オフィス鴻

旅券法の改正

2026年03月16日

インバウンドによる様々なトラブル等を抑制するため、旅券法の改正によって観光公害対策・施設等の設置・混雑緩和などを目的とした出国税の引き上げが検討されています。これは日本人にも適用されるもので、出国時に現在の3倍(3,000円)程度にする試案があることは以前のブログで触れています。実際には航空機等の料金にインクルーズされているため普段はほとんど気にすることはないのですが、2024年度には約500億円の税収があったとされています。一方でパスポートのオンライン取得手数料引き下げも検討されているようで、有効に活用してい欲しいと考えています。

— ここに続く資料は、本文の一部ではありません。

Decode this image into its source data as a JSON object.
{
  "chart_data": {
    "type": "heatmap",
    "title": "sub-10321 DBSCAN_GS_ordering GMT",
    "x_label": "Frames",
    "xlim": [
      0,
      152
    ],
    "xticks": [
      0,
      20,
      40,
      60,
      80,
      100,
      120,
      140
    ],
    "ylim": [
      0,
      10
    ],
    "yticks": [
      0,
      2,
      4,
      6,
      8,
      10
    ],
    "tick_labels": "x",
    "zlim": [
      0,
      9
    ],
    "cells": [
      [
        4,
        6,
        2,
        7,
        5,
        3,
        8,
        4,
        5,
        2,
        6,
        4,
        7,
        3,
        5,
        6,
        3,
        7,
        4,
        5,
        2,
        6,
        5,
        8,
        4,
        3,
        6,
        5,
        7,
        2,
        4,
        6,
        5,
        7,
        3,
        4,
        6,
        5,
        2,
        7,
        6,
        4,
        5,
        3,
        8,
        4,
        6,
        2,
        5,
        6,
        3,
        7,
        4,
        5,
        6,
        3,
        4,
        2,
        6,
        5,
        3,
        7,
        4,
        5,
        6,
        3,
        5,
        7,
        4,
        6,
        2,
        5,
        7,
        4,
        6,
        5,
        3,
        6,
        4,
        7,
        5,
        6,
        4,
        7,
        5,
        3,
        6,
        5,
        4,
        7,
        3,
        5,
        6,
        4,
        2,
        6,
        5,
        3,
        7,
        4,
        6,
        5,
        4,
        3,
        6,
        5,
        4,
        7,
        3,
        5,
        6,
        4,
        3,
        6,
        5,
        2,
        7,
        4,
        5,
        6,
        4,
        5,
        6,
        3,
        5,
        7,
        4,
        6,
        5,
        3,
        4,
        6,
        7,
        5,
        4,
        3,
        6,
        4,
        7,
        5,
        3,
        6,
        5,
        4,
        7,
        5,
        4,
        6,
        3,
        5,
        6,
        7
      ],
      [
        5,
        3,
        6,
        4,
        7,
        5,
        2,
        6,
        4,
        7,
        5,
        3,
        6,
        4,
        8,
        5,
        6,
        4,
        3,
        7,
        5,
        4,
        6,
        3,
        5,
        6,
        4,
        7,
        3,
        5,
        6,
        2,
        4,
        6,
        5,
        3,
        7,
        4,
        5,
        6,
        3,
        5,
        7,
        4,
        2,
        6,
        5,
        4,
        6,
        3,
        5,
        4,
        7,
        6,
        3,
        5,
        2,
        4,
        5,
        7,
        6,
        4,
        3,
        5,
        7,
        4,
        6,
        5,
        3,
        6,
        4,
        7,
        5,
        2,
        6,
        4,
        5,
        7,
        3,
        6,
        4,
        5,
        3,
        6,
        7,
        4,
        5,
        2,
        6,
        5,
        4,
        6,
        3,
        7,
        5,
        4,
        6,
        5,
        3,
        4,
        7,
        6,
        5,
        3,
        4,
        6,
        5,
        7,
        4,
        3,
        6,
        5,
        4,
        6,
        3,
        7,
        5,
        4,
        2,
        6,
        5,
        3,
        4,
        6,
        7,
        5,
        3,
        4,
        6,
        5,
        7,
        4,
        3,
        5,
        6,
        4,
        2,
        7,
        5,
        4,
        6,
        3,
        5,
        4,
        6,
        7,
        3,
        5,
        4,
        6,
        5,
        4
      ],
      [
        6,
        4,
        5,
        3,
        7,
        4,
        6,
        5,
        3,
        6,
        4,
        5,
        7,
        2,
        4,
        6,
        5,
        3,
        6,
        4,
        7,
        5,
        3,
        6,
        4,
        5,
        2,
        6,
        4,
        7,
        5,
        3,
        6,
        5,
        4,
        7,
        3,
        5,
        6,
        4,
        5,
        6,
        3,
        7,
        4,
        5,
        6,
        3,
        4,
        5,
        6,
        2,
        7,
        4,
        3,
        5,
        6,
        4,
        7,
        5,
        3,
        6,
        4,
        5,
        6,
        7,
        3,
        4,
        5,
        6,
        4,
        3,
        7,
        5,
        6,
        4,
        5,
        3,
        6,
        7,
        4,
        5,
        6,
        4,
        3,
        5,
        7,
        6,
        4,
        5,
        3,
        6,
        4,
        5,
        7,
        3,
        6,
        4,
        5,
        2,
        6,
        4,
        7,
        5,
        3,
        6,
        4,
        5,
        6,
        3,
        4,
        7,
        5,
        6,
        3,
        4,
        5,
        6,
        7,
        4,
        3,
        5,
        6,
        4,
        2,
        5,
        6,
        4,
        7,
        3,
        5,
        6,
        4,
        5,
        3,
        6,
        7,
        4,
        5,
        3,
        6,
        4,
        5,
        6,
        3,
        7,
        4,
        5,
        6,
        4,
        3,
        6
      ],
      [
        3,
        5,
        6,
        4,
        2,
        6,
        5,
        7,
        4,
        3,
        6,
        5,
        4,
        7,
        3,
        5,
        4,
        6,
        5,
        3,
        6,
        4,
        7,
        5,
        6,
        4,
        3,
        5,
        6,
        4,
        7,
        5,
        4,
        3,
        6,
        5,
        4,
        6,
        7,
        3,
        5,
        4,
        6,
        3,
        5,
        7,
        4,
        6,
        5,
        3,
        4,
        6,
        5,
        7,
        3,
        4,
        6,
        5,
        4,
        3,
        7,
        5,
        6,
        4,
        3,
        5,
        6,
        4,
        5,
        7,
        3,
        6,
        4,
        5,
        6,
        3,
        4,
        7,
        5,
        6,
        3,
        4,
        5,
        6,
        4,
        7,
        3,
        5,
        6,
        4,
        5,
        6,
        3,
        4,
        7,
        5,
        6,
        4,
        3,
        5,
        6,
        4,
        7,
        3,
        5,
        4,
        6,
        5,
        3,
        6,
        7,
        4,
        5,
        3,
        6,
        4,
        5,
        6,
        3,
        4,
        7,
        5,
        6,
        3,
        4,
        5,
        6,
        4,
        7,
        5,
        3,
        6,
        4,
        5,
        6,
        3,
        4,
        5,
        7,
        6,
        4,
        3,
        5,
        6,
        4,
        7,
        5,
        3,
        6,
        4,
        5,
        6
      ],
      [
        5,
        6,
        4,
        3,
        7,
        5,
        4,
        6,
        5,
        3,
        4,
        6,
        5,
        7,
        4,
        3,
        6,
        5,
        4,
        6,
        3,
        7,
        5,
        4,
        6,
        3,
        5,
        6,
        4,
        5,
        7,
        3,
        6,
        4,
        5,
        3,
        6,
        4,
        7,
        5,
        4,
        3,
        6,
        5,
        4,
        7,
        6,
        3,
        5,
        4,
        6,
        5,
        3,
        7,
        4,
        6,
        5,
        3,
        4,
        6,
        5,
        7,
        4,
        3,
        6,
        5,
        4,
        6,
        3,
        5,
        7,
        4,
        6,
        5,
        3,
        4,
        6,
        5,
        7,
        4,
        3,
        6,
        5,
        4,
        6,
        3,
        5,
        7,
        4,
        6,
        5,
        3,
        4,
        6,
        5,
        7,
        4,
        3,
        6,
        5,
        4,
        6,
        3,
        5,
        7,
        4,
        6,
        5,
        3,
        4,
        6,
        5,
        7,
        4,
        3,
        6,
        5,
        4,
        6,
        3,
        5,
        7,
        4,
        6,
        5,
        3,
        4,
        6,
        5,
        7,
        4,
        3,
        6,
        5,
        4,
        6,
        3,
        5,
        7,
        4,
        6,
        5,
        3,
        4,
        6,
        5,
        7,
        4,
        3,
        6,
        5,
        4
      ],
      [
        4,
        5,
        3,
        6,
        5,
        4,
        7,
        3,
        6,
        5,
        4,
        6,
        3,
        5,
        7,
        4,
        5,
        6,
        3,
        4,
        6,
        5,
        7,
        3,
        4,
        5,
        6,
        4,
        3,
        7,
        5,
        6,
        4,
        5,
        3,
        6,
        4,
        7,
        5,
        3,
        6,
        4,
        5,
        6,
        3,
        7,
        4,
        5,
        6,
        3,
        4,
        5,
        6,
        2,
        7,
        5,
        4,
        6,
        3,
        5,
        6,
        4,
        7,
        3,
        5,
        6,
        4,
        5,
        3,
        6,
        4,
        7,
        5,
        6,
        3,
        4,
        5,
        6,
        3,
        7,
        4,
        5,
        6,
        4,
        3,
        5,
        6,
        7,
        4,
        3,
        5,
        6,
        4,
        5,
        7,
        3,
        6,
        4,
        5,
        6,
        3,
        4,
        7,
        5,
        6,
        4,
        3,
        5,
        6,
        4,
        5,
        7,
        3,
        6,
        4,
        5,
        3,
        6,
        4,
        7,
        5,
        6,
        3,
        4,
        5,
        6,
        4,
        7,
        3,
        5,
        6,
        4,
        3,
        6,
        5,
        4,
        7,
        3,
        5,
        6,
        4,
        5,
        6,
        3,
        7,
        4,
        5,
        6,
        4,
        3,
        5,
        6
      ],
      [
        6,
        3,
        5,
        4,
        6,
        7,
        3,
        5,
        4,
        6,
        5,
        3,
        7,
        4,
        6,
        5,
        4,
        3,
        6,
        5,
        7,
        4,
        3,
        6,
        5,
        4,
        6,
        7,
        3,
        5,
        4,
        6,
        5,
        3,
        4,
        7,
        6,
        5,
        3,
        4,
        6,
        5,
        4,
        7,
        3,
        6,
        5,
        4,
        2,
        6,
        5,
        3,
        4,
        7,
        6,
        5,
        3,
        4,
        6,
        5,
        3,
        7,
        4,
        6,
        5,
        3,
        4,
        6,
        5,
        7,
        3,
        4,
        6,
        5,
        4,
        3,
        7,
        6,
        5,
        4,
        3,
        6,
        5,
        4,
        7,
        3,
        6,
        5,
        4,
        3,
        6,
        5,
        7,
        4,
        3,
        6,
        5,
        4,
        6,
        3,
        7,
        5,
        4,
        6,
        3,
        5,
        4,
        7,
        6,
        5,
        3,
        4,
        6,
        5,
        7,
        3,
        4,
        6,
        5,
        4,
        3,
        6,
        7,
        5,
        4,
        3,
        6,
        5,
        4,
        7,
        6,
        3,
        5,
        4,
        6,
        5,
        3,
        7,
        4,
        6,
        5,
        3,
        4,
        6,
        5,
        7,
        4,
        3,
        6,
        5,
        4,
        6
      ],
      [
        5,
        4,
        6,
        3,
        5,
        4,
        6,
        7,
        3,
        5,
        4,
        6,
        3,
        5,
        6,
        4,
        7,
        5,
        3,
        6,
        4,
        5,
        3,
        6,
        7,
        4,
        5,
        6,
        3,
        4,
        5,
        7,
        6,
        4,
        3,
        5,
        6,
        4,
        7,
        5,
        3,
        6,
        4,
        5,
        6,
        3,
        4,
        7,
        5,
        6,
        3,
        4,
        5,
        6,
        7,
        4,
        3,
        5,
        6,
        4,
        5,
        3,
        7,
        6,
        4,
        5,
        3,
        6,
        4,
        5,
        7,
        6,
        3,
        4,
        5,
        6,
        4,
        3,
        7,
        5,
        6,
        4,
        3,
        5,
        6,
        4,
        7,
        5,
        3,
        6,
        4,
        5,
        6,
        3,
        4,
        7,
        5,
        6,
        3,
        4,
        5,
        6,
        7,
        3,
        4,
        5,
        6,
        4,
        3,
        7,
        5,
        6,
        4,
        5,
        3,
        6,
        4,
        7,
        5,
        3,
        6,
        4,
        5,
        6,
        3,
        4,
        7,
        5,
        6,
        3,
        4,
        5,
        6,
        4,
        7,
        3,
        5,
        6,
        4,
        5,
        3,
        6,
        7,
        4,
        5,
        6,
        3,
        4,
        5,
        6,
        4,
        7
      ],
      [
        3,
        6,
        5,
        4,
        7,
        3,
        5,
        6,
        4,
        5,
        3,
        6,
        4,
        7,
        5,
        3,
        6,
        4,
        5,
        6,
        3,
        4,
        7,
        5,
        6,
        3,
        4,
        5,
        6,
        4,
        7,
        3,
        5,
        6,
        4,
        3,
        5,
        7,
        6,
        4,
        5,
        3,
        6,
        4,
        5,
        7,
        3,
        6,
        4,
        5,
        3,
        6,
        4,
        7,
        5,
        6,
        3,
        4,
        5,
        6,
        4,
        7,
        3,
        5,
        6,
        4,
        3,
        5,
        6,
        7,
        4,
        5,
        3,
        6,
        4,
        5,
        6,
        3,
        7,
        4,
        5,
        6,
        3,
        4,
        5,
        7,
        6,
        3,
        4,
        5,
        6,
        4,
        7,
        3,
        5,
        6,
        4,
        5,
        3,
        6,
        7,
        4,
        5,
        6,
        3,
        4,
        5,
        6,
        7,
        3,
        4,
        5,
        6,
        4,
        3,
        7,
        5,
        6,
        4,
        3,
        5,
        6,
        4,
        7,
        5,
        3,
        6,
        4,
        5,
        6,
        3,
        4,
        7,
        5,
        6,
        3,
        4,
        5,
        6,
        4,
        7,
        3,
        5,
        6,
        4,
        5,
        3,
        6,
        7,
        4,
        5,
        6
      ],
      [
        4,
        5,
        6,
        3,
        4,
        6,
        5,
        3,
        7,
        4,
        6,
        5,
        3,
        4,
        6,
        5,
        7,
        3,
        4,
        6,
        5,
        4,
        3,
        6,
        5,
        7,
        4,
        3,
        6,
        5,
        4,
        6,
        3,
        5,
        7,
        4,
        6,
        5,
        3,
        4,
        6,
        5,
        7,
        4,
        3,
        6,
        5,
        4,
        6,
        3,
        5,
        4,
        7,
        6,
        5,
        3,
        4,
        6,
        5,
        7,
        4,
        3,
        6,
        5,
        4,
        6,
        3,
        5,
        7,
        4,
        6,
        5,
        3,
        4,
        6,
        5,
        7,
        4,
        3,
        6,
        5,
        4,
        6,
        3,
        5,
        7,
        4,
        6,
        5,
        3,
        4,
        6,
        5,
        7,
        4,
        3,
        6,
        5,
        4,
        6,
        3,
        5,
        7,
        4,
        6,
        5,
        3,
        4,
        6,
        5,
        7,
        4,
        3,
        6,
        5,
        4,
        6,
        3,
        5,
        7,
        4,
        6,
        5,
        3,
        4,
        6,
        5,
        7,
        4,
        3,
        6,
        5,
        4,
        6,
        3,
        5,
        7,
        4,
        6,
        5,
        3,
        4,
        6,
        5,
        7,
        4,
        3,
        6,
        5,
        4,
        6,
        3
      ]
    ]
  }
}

日本政府観光局のデータによれば、各国による訪日者のカウント数ロジックは若干異なっているものの2024年には約3,600万人の外国人が日本を訪問したことになります。当然2~3日程度の短期滞在される方もいれば1~2か月滞在される方もいますので、最終的には観光収入効果を図ることで実態に近い金額をはじき出したように思われます。外国への往訪時には殆どの国でVISA費用が必要になりますが、2,000円の増税によって日本の文化・風習・安全等が守られるのであれば、目標は訪日客数ではなく日本文化等の経験や尊重に置かれるべきだと考えています。

仮に出国税が1人あたり3,000円に増額されれば、大凡1,500億円の税収となります。この金額でどれだけ訪日客の満足度を高める施策が実行できるのかは編集人には全く知識がありませんが、全額が新規設備投資等に使われることはありえません。なぜならばメンテナンスコストが必要になるためであり、他国との比較よりも日本ならではの文化的施策を中心に使ってほしいと感じますね。